A similar sense of loss permeates Future Evolution: An Illuminated History of Life to Come by geologist Peter Ward. He is concerned with the evolution of all the species on the planet. Mass extinctions have always been followed by increases in certain kinds of diversity, but Ward doesn’t see that pattern developing after the current die-off. In the past, new species arose to fill the abandoned niches of those wiped out by rapid climate changes or meteors. The problem is that the cause of the current wave of extinctions—us— probably isn’t so temporary.

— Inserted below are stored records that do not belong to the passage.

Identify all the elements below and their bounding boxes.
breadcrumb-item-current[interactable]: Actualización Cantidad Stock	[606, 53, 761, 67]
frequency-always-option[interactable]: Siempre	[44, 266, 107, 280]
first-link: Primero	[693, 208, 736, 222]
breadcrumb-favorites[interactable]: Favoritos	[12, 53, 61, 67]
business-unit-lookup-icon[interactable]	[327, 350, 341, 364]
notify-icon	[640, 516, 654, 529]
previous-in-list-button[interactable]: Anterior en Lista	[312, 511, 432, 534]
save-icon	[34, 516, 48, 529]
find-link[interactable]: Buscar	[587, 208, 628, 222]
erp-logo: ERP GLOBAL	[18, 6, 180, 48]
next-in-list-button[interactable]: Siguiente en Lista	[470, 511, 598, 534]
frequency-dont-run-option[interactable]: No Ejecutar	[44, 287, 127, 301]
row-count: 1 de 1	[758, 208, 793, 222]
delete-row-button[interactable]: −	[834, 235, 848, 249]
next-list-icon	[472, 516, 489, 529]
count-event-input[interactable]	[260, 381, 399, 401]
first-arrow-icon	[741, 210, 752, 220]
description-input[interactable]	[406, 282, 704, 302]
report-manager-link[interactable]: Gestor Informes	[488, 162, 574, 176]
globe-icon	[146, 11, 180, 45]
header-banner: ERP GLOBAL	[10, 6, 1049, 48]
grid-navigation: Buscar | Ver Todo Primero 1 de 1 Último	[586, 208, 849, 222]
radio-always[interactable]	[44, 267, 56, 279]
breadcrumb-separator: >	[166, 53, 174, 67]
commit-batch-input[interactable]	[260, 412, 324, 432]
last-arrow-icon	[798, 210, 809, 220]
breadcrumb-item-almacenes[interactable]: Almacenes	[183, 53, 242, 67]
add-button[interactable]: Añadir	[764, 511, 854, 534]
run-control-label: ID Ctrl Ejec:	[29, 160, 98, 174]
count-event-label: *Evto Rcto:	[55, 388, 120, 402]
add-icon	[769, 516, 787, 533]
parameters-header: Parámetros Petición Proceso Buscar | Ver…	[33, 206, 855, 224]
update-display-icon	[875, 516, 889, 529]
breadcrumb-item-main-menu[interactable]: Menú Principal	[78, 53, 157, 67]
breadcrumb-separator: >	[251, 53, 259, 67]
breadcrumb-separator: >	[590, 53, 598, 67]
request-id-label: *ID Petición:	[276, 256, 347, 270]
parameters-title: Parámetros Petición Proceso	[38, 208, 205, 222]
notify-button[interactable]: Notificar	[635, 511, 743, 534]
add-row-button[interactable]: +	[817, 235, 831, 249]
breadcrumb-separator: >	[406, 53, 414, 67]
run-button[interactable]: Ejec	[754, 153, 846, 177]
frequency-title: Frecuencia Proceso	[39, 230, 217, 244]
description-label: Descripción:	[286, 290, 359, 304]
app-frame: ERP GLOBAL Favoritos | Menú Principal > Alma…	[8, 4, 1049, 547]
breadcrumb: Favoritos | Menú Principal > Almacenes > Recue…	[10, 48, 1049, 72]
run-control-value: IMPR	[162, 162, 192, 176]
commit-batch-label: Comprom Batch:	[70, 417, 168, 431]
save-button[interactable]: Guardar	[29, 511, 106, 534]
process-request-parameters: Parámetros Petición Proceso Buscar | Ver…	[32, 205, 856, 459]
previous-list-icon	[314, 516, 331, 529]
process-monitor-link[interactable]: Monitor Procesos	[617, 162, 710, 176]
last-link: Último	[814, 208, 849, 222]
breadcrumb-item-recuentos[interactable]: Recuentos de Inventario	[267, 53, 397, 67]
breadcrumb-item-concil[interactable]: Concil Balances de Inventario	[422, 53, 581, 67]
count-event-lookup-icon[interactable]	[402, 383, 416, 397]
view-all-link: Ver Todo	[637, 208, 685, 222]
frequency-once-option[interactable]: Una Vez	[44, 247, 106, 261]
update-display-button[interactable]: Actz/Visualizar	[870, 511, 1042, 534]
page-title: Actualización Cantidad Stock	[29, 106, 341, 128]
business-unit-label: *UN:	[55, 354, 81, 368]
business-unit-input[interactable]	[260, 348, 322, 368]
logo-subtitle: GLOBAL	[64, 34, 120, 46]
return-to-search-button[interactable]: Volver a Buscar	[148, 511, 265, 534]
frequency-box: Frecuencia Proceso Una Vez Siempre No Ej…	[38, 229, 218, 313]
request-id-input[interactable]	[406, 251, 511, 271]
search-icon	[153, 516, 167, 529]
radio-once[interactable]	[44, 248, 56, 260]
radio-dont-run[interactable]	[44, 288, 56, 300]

Ward seriously doubts that we ourselves will go extinct. Therefore, we’ll continue to dominate the globe, and the only other species that will survive are those which get along well with us. Our crops, our pets, and the weedy species like dandelions, rats, and roaches, which have learned to live off our garbage. The most unique aspect of Future Evolution is the wonderful illustrations by Alexis Rockman which envision these future species. They include cows and tomatoes even squarer than the boxy ones we’ve already engineered, and a fabulous diversity of new kinds of pigs, rats, snakes, and crows.
Ward’s speculations about future human evolution include speciation on other worlds, our merging with machines, eusociality, in which we become the ant-like members of a hive consciousness, and global intelligence. Ward is neither critic nor cheerleader, but melancholy reporter. While Dyens is excited that the development of an "immune system" for the Internet may be the first step in its development of a sense of self, and CAE sees the Web as simply a new way to divide haves from have-nots, Ward is even more pessimistic than CAE. In his final meditation on the inevitability of our sun expanding 500 million to a billion years from now, he doesn’t even imagine that we’ll have figured out how to escape our doomed planet. As the other species die off, we merely burrow underground to escape the heat and wait for our inevitable doom.
Perhaps there is something inherently wrong with the human situation. Perhaps our level of suffering is neither acceptable or necessary. Speculation about how we might be altered, then, becomes most interesting in terms of how plausible, complicated, and relevant it is to what is already happening now. Will evolution be driven by the megalomania of individuals enhancing their "selves" into more and more advanced organisms in an arms race of posthuman development? Pamela Anderson vs. Michael Jackson? Or will the forces of collectivity and utilitarianism shape a homogenous and obedient population in the service of survival? Either position taken to its extreme is hideous. Stories about the future help create the future by shaping ideas about what is possible. But none of them are inevitable and none of them are true.